By Kevin Graham

If there’s one game that sticks out for me during my 2 ½ years or so at The Turnbull Ground it was Burton at home.

We had a bad run in the league after the Plymouth Argyle FA Cup games but in the middle of that run we played a remarkable game against Nigel’s Clough’s Burton. They were moved into the Unibond League from the Doc Martens and had just missed out on promotion to the Conference the previous season – from the minute they arrived in our league they meant business.

They were a big club, with big names and a big budget to match. Paul Talbot had just moved there from Gateshead for a decent fee and 550 quid a week – and he wasn’t top earner by any means. I was just delighted to get the chance to mix it up against them to be honest. When they turned up at the ground they got off the bus carrying just washbags with Clough’s kitman pushing a big silver crate on wheels with all their boots and kit… we only used to see that in pre season friendlies.

The weather that day was atrocious. Blowing a gale and tipping it down. I remember the Burton Chairman Ben Robinson being very vocal before the game in discussions with the officials about whether the game should go ahead. It was so bad that 4 of our lads were involved in a minor crash on the way across the moors and we only had the bare 11 as a result. 

That was made even worse after barely 15 mins when Ross Marchant who we had on loan from Sunderland had to go off after getting a nasty injury. We re-organised and took it to them despite the fact we only had the 10 men. In those days there was no Conference North or South, the Unibond League was at step 2 of the pyramid and it was so strong with sides like Burton, Accrington, Barrow and Altrincham amongst others vieing for promotion to the Conference. We were never going to compete in terms of money and resources to get the best players, but under Harry we beat most of the top sides at some stage – he found ways for us to compete, we knew our jobs and we turned a few games into battles when we needed to. This was certainly one of those days.

That Burton side included the spine of the team that got promoted into the Football League a few seasons later and had some established and future England C internationals, as well as the likes of Clough and Darren Wassall.

I remember kicking their top goalscorer Christian Moore around the park and him not enjoying it too much but on the whole they had a really tough mindset and didn’t seem to get phased in the heat of battle.
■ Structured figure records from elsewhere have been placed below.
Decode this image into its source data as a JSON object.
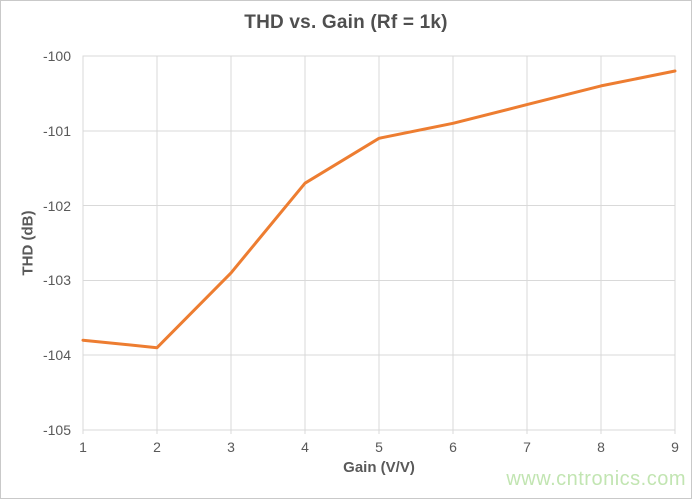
{
  "chart_data": {
    "type": "line",
    "title": "THD vs. Gain (Rf = 1k)",
    "xlabel": "Gain (V/V)",
    "ylabel": "THD (dB)",
    "categories": [
      1,
      2,
      3,
      4,
      5,
      6,
      7,
      8,
      9
    ],
    "series": [
      {
        "name": "THD",
        "color": "#ED7D31",
        "values": [
          -103.8,
          -103.9,
          -102.9,
          -101.7,
          -101.1,
          -100.9,
          -100.65,
          -100.4,
          -100.2
        ]
      }
    ],
    "xlim": [
      1,
      9
    ],
    "ylim": [
      -105,
      -100
    ],
    "xticks": [
      1,
      2,
      3,
      4,
      5,
      6,
      7,
      8,
      9
    ],
    "yticks": [
      -100,
      -101,
      -102,
      -103,
      -104,
      -105
    ],
    "grid": true,
    "legend_position": "none"
  },
  "styles": {
    "line_color": "#ED7D31",
    "grid_color": "#D9D9D9",
    "axis_text_color": "#595959",
    "title_color": "#4F4F4F",
    "background": "#FFFFFF",
    "frame_border_color": "#C9C9C9"
  },
  "watermark": {
    "text": "www.cntronics.com",
    "color": "#C2E5B2"
  }
}
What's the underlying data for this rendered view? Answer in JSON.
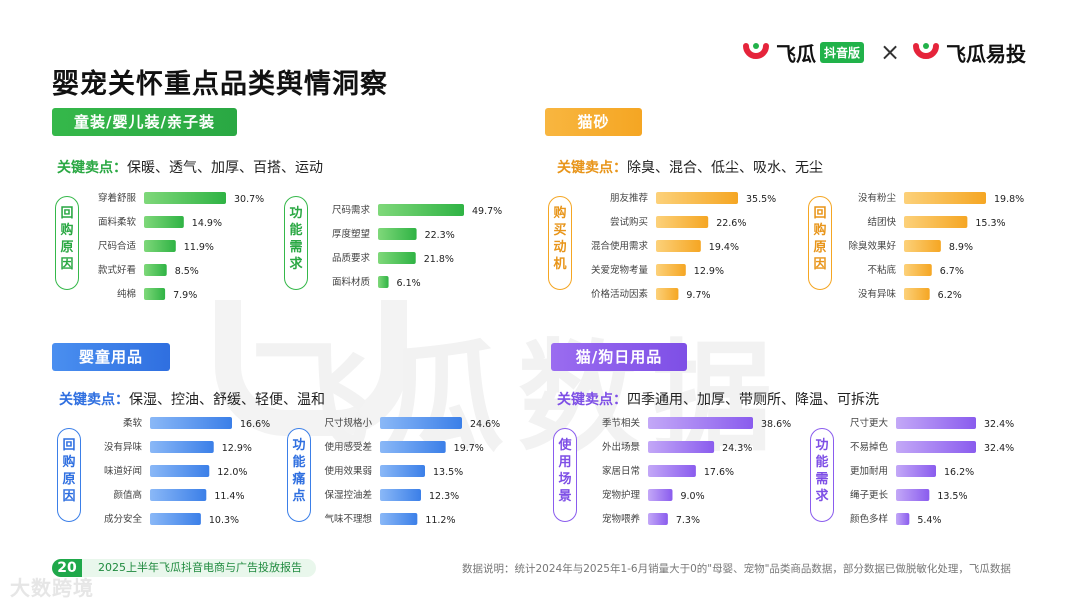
{
  "title": "婴宠关怀重点品类舆情洞察",
  "logos": {
    "left_name": "飞瓜",
    "left_badge": "抖音版",
    "times": "×",
    "right_name": "飞瓜易投"
  },
  "watermark": "飞瓜数据",
  "corner_watermark": "大数跨境",
  "footer": {
    "page": "20",
    "report": "2025上半年飞瓜抖音电商与广告投放报告"
  },
  "note": "数据说明：统计2024年与2025年1-6月销量大于0的\"母婴、宠物\"品类商品数据，部分数据已做脱敏化处理，飞瓜数据",
  "colors": {
    "green": "#35b84a",
    "orange": "#f5a623",
    "blue": "#3b7fe8",
    "purple": "#8a5cee"
  },
  "panels": [
    {
      "tag": "童装/婴儿装/亲子装",
      "kp_label": "关键卖点：",
      "kp_text": "保暖、透气、加厚、百搭、运动"
    },
    {
      "tag": "猫砂",
      "kp_label": "关键卖点：",
      "kp_text": "除臭、混合、低尘、吸水、无尘"
    },
    {
      "tag": "婴童用品",
      "kp_label": "关键卖点：",
      "kp_text": "保湿、控油、舒缓、轻便、温和"
    },
    {
      "tag": "猫/狗日用品",
      "kp_label": "关键卖点：",
      "kp_text": "四季通用、加厚、带厕所、降温、可拆洗"
    }
  ],
  "chart_data": [
    {
      "type": "bar",
      "orientation": "horizontal",
      "group": "回购原因",
      "categories": [
        "穿着舒服",
        "面料柔软",
        "尺码合适",
        "款式好看",
        "纯棉"
      ],
      "values": [
        30.7,
        14.9,
        11.9,
        8.5,
        7.9
      ],
      "value_labels": [
        "30.7%",
        "14.9%",
        "11.9%",
        "8.5%",
        "7.9%"
      ],
      "color": "green"
    },
    {
      "type": "bar",
      "orientation": "horizontal",
      "group": "功能需求",
      "categories": [
        "尺码需求",
        "厚度塑望",
        "品质要求",
        "面料材质"
      ],
      "values": [
        49.7,
        22.3,
        21.8,
        6.1
      ],
      "value_labels": [
        "49.7%",
        "22.3%",
        "21.8%",
        "6.1%"
      ],
      "color": "green"
    },
    {
      "type": "bar",
      "orientation": "horizontal",
      "group": "购买动机",
      "categories": [
        "朋友推荐",
        "尝试购买",
        "混合使用需求",
        "关爱宠物考量",
        "价格活动因素"
      ],
      "values": [
        35.5,
        22.6,
        19.4,
        12.9,
        9.7
      ],
      "value_labels": [
        "35.5%",
        "22.6%",
        "19.4%",
        "12.9%",
        "9.7%"
      ],
      "color": "orange"
    },
    {
      "type": "bar",
      "orientation": "horizontal",
      "group": "回购原因",
      "categories": [
        "没有粉尘",
        "结团快",
        "除臭效果好",
        "不粘底",
        "没有异味"
      ],
      "values": [
        19.8,
        15.3,
        8.9,
        6.7,
        6.2
      ],
      "value_labels": [
        "19.8%",
        "15.3%",
        "8.9%",
        "6.7%",
        "6.2%"
      ],
      "color": "orange"
    },
    {
      "type": "bar",
      "orientation": "horizontal",
      "group": "回购原因",
      "categories": [
        "柔软",
        "没有异味",
        "味道好闻",
        "颜值高",
        "成分安全"
      ],
      "values": [
        16.6,
        12.9,
        12.0,
        11.4,
        10.3
      ],
      "value_labels": [
        "16.6%",
        "12.9%",
        "12.0%",
        "11.4%",
        "10.3%"
      ],
      "color": "blue"
    },
    {
      "type": "bar",
      "orientation": "horizontal",
      "group": "功能痛点",
      "categories": [
        "尺寸规格小",
        "使用感受差",
        "使用效果弱",
        "保湿控油差",
        "气味不理想"
      ],
      "values": [
        24.6,
        19.7,
        13.5,
        12.3,
        11.2
      ],
      "value_labels": [
        "24.6%",
        "19.7%",
        "13.5%",
        "12.3%",
        "11.2%"
      ],
      "color": "blue"
    },
    {
      "type": "bar",
      "orientation": "horizontal",
      "group": "使用场景",
      "categories": [
        "季节相关",
        "外出场景",
        "家居日常",
        "宠物护理",
        "宠物喂养"
      ],
      "values": [
        38.6,
        24.3,
        17.6,
        9.0,
        7.3
      ],
      "value_labels": [
        "38.6%",
        "24.3%",
        "17.6%",
        "9.0%",
        "7.3%"
      ],
      "color": "purple"
    },
    {
      "type": "bar",
      "orientation": "horizontal",
      "group": "功能需求",
      "categories": [
        "尺寸更大",
        "不易掉色",
        "更加耐用",
        "绳子更长",
        "颜色多样"
      ],
      "values": [
        32.4,
        32.4,
        16.2,
        13.5,
        5.4
      ],
      "value_labels": [
        "32.4%",
        "32.4%",
        "16.2%",
        "13.5%",
        "5.4%"
      ],
      "color": "purple"
    }
  ]
}
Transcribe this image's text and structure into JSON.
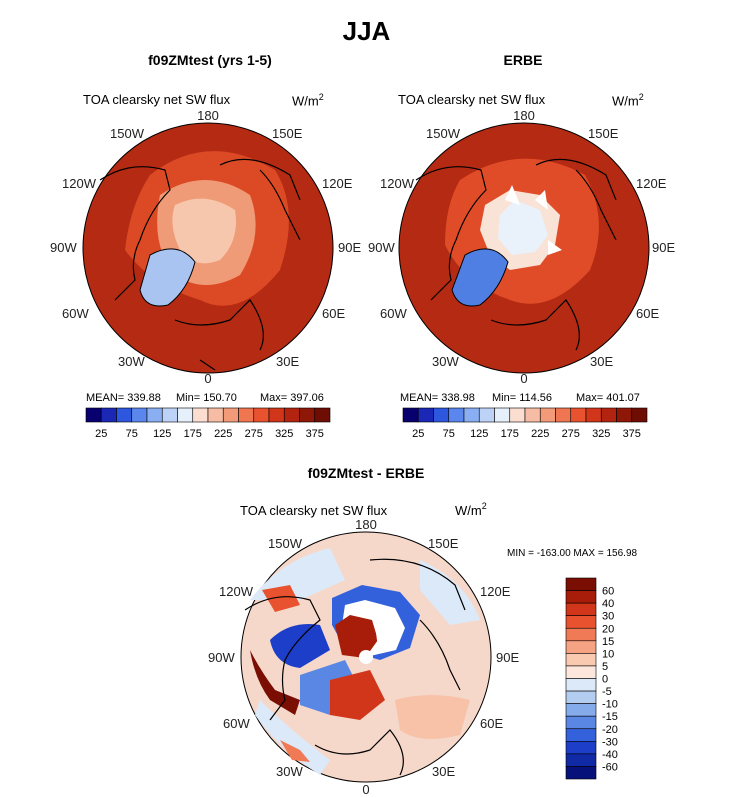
{
  "figure": {
    "title": "JJA"
  },
  "panels": [
    {
      "title": "f09ZMtest (yrs 1-5)",
      "variable": "TOA clearsky net SW flux",
      "units_base": "W/m",
      "units_exp": "2",
      "stats": {
        "mean": "MEAN= 339.88",
        "min": "Min= 150.70",
        "max": "Max= 397.06"
      }
    },
    {
      "title": "ERBE",
      "variable": "TOA clearsky net SW flux",
      "units_base": "W/m",
      "units_exp": "2",
      "stats": {
        "mean": "MEAN= 338.98",
        "min": "Min= 114.56",
        "max": "Max= 401.07"
      }
    }
  ],
  "diff_panel": {
    "title": "f09ZMtest - ERBE",
    "variable": "TOA clearsky net SW flux",
    "units_base": "W/m",
    "units_exp": "2",
    "range_text": "MIN = -163.00  MAX = 156.98"
  },
  "longitude_labels": {
    "top": "180",
    "bottom": "0",
    "left_upper": "150W",
    "left_mid_upper": "120W",
    "left_mid": "90W",
    "left_mid_lower": "60W",
    "left_lower": "30W",
    "right_upper": "150E",
    "right_mid_upper": "120E",
    "right_mid": "90E",
    "right_mid_lower": "60E",
    "right_lower": "30E"
  },
  "colorbar_abs": {
    "labels": [
      "25",
      "75",
      "125",
      "175",
      "225",
      "275",
      "325",
      "375"
    ],
    "colors": [
      "#08006e",
      "#1b27b5",
      "#2e57e0",
      "#5a86ee",
      "#8aaef2",
      "#bcd3f7",
      "#e6f0fa",
      "#fbded0",
      "#f7bda4",
      "#f39a78",
      "#ef7650",
      "#e8522e",
      "#d1361a",
      "#b32410",
      "#8f1707",
      "#6e0d03"
    ]
  },
  "colorbar_diff": {
    "labels": [
      "60",
      "40",
      "30",
      "20",
      "15",
      "10",
      "5",
      "0",
      "-5",
      "-10",
      "-15",
      "-20",
      "-30",
      "-40",
      "-60"
    ],
    "colors": [
      "#7a0e03",
      "#a81c0a",
      "#d1361a",
      "#e8522e",
      "#f07a55",
      "#f5a383",
      "#f9c9b0",
      "#fde7dc",
      "#dce9f8",
      "#b3cdf1",
      "#86abeb",
      "#5a86e4",
      "#3361dc",
      "#1c3ec8",
      "#102aa5",
      "#06127a"
    ]
  },
  "colors": {
    "ocean_dark": "#b52a12",
    "land_mid": "#dc4a25",
    "ice_light": "#f7c7ad",
    "greenland": "#a9c4f0"
  }
}
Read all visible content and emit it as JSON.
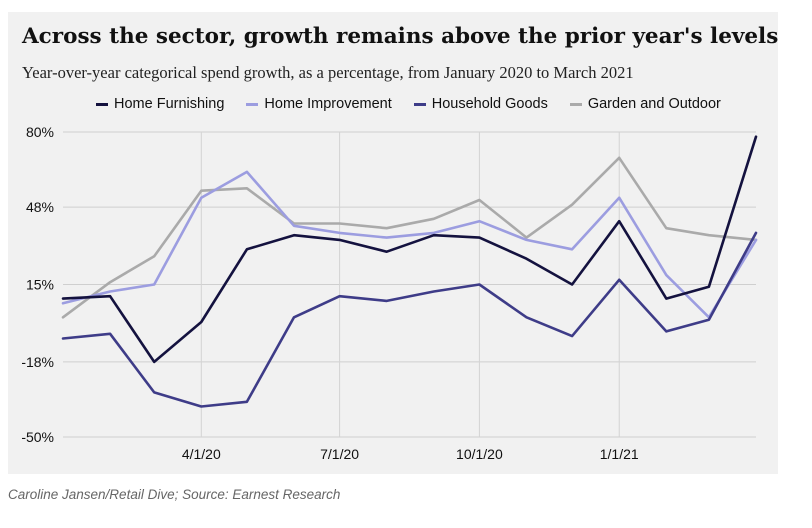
{
  "header": {
    "title": "Across the sector, growth remains above the prior year's levels",
    "subtitle": "Year-over-year categorical spend growth, as a percentage, from January 2020 to March 2021"
  },
  "footer": {
    "credit": "Caroline Jansen/Retail Dive; Source: Earnest Research"
  },
  "chart_data": {
    "type": "line",
    "title": "Across the sector, growth remains above the prior year's levels",
    "subtitle": "Year-over-year categorical spend growth, as a percentage, from January 2020 to March 2021",
    "x": [
      "2020-01-01",
      "2020-02-01",
      "2020-03-01",
      "2020-04-01",
      "2020-05-01",
      "2020-06-01",
      "2020-07-01",
      "2020-08-01",
      "2020-09-01",
      "2020-10-01",
      "2020-11-01",
      "2020-12-01",
      "2021-01-01",
      "2021-02-01",
      "2021-03-01",
      "2021-04-01"
    ],
    "xticks": [
      "4/1/20",
      "7/1/20",
      "10/1/20",
      "1/1/21"
    ],
    "yticks": [
      "80%",
      "48%",
      "15%",
      "-18%",
      "-50%"
    ],
    "ylim": [
      -50,
      80
    ],
    "grid": true,
    "legend": "top",
    "series": [
      {
        "name": "Home Furnishing",
        "color": "#14123f",
        "values": [
          9,
          10,
          -18,
          -1,
          30,
          36,
          34,
          29,
          36,
          35,
          26,
          15,
          42,
          9,
          14,
          78
        ]
      },
      {
        "name": "Home Improvement",
        "color": "#9c9de0",
        "values": [
          7,
          12,
          15,
          52,
          63,
          40,
          37,
          35,
          37,
          42,
          34,
          30,
          52,
          19,
          1,
          34
        ]
      },
      {
        "name": "Household Goods",
        "color": "#3e3c88",
        "values": [
          -8,
          -6,
          -31,
          -37,
          -35,
          1,
          10,
          8,
          12,
          15,
          1,
          -7,
          17,
          -5,
          0,
          37
        ]
      },
      {
        "name": "Garden and Outdoor",
        "color": "#aaaaaa",
        "values": [
          1,
          16,
          27,
          55,
          56,
          41,
          41,
          39,
          43,
          51,
          35,
          49,
          69,
          39,
          36,
          34
        ]
      }
    ]
  }
}
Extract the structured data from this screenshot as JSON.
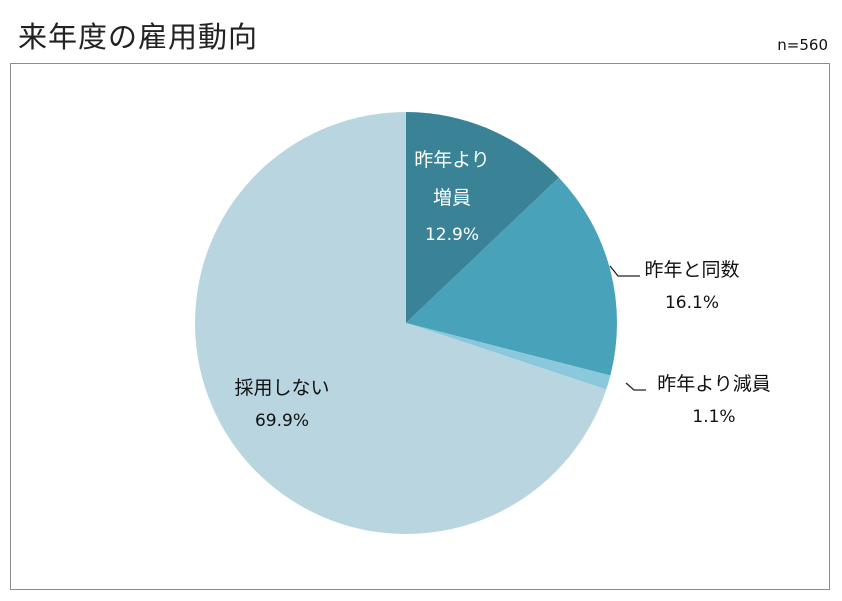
{
  "header": {
    "title": "来年度の雇用動向",
    "sample_size": "n=560"
  },
  "chart_data": {
    "type": "pie",
    "title": "来年度の雇用動向",
    "start_angle_deg": 0,
    "direction": "clockwise",
    "slices": [
      {
        "label_lines": [
          "昨年より",
          "増員"
        ],
        "value": 12.9,
        "value_label": "12.9%",
        "color": "#3a8396",
        "label_color": "#ffffff"
      },
      {
        "label_lines": [
          "昨年と同数"
        ],
        "value": 16.1,
        "value_label": "16.1%",
        "color": "#48a2ba",
        "label_color": "#111111"
      },
      {
        "label_lines": [
          "昨年より減員"
        ],
        "value": 1.1,
        "value_label": "1.1%",
        "color": "#8cc8dc",
        "label_color": "#111111"
      },
      {
        "label_lines": [
          "採用しない"
        ],
        "value": 69.9,
        "value_label": "69.9%",
        "color": "#b8d5e0",
        "label_color": "#111111"
      }
    ]
  }
}
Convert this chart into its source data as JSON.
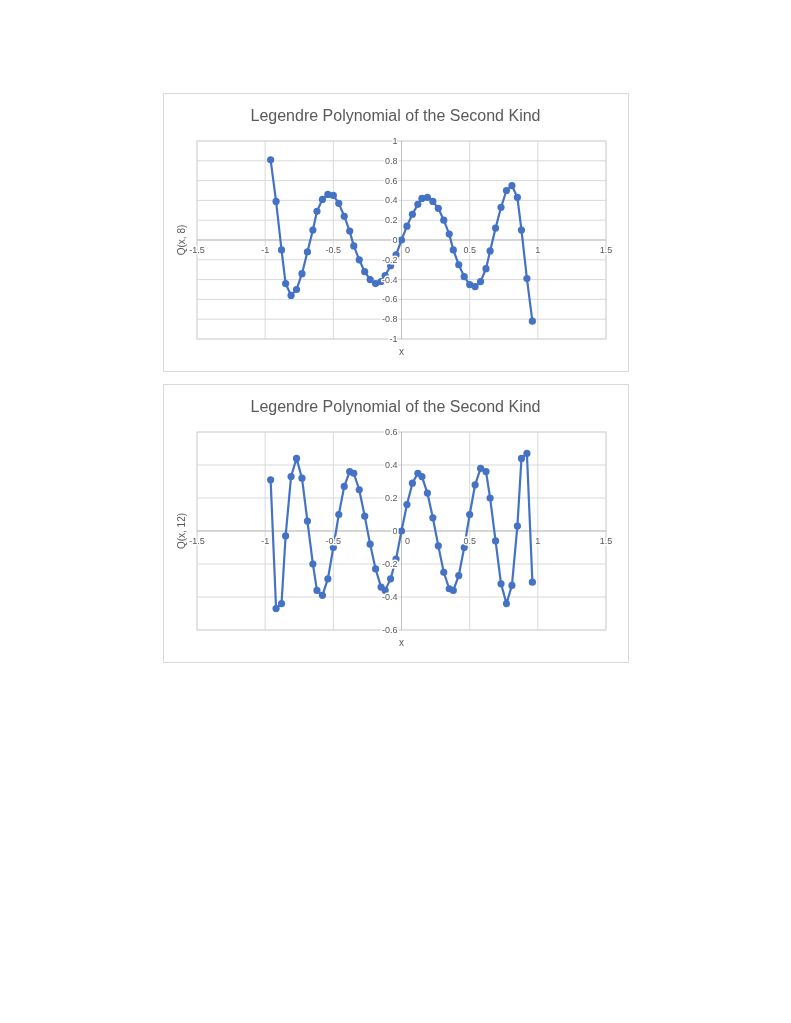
{
  "chart_data": [
    {
      "type": "line",
      "title": "Legendre Polynomial of the Second Kind",
      "xlabel": "x",
      "ylabel": "Q(x, 8)",
      "marker": "circle",
      "grid": true,
      "xlim": [
        -1.5,
        1.5
      ],
      "xticks": [
        -1.5,
        -1,
        -0.5,
        0,
        0.5,
        1,
        1.5
      ],
      "ylim": [
        -1,
        1
      ],
      "yticks": [
        -1,
        -0.8,
        -0.6,
        -0.4,
        -0.2,
        0,
        0.2,
        0.4,
        0.6,
        0.8,
        1
      ],
      "x": [
        -0.96,
        -0.92,
        -0.88,
        -0.85,
        -0.81,
        -0.77,
        -0.73,
        -0.69,
        -0.65,
        -0.62,
        -0.58,
        -0.54,
        -0.5,
        -0.46,
        -0.42,
        -0.38,
        -0.35,
        -0.31,
        -0.27,
        -0.23,
        -0.19,
        -0.15,
        -0.12,
        -0.08,
        -0.04,
        0,
        0.04,
        0.08,
        0.12,
        0.15,
        0.19,
        0.23,
        0.27,
        0.31,
        0.35,
        0.38,
        0.42,
        0.46,
        0.5,
        0.54,
        0.58,
        0.62,
        0.65,
        0.69,
        0.73,
        0.77,
        0.81,
        0.85,
        0.88,
        0.92,
        0.96
      ],
      "series": [
        {
          "color": "#4472c4",
          "values": [
            0.81,
            0.39,
            -0.1,
            -0.44,
            -0.56,
            -0.5,
            -0.34,
            -0.12,
            0.1,
            0.29,
            0.41,
            0.46,
            0.45,
            0.37,
            0.24,
            0.09,
            -0.06,
            -0.2,
            -0.32,
            -0.4,
            -0.44,
            -0.42,
            -0.36,
            -0.26,
            -0.15,
            0,
            0.14,
            0.26,
            0.36,
            0.42,
            0.43,
            0.39,
            0.32,
            0.2,
            0.06,
            -0.1,
            -0.25,
            -0.37,
            -0.45,
            -0.47,
            -0.42,
            -0.29,
            -0.11,
            0.12,
            0.33,
            0.5,
            0.55,
            0.43,
            0.1,
            -0.39,
            -0.82
          ]
        }
      ]
    },
    {
      "type": "line",
      "title": "Legendre Polynomial of the Second Kind",
      "xlabel": "x",
      "ylabel": "Q(x, 12)",
      "marker": "circle",
      "grid": true,
      "xlim": [
        -1.5,
        1.5
      ],
      "xticks": [
        -1.5,
        -1,
        -0.5,
        0,
        0.5,
        1,
        1.5
      ],
      "ylim": [
        -0.6,
        0.6
      ],
      "yticks": [
        -0.6,
        -0.4,
        -0.2,
        0,
        0.2,
        0.4,
        0.6
      ],
      "x": [
        -0.96,
        -0.92,
        -0.88,
        -0.85,
        -0.81,
        -0.77,
        -0.73,
        -0.69,
        -0.65,
        -0.62,
        -0.58,
        -0.54,
        -0.5,
        -0.46,
        -0.42,
        -0.38,
        -0.35,
        -0.31,
        -0.27,
        -0.23,
        -0.19,
        -0.15,
        -0.12,
        -0.08,
        -0.04,
        0,
        0.04,
        0.08,
        0.12,
        0.15,
        0.19,
        0.23,
        0.27,
        0.31,
        0.35,
        0.38,
        0.42,
        0.46,
        0.5,
        0.54,
        0.58,
        0.62,
        0.65,
        0.69,
        0.73,
        0.77,
        0.81,
        0.85,
        0.88,
        0.92,
        0.96
      ],
      "series": [
        {
          "color": "#4472c4",
          "values": [
            0.31,
            -0.47,
            -0.44,
            -0.03,
            0.33,
            0.44,
            0.32,
            0.06,
            -0.2,
            -0.36,
            -0.39,
            -0.29,
            -0.1,
            0.1,
            0.27,
            0.36,
            0.35,
            0.25,
            0.09,
            -0.08,
            -0.23,
            -0.34,
            -0.36,
            -0.29,
            -0.17,
            0,
            0.16,
            0.29,
            0.35,
            0.33,
            0.23,
            0.08,
            -0.09,
            -0.25,
            -0.35,
            -0.36,
            -0.27,
            -0.1,
            0.1,
            0.28,
            0.38,
            0.36,
            0.2,
            -0.06,
            -0.32,
            -0.44,
            -0.33,
            0.03,
            0.44,
            0.47,
            -0.31
          ]
        }
      ]
    }
  ]
}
Clough and their skipper Darren Stride both took a few hefty challenges but they could look after themselves and Clough in particular was always able to leave his studs in without the referee blowing up – me and Goochy probably weren’t the first ones to try and leave a bit on him!

They kept patiently trying to play but we defended really well as a unit and to be honest when Logie’s trusty left peg put us into the lead I felt like we could hold on. We repelled wave after wave of their attacks and made the game as ugly as we could but with every ball delivered into the box our 10 men got more tired.

We did try to slow the game down – Dunny had us well drilled and we had done that successfully a number of times before – so I guess we had ourselves to blame to some extent when the referee indicated there would 7 mins of injury time.

Even then we held out and looked like we were set to take an unlikely three points, but when the ball fell on the edge of a crowded box in the 98th minute, Talbot lashed the ball into the back of the net and we fell to our knees, exhausted. The ref blew the whistle thirty seconds later and whilst taking a point in the circumstances was a hell of feat… it still felt like a kick in the balls.

They celebrated like they’d won the league with the 100 or so Burton fans who’d made the journey in such terrible weatherand our fans – the crowd was just under 600 looking at the records – gave us a huge reception as we came off the pitch despite the disappointment everyone at the club felt after such a late equaliser. I probably didn’t look grateful at the time but I was.When I look back, it was a hell of a result against what I guess is probably the best league side ever to play at The Turnbull. I have many happy memories from my time there but that’s one that everyone at the club should be proud of. To sustain such a long tenure in the Northern Premier League top tier is some achievement for the club.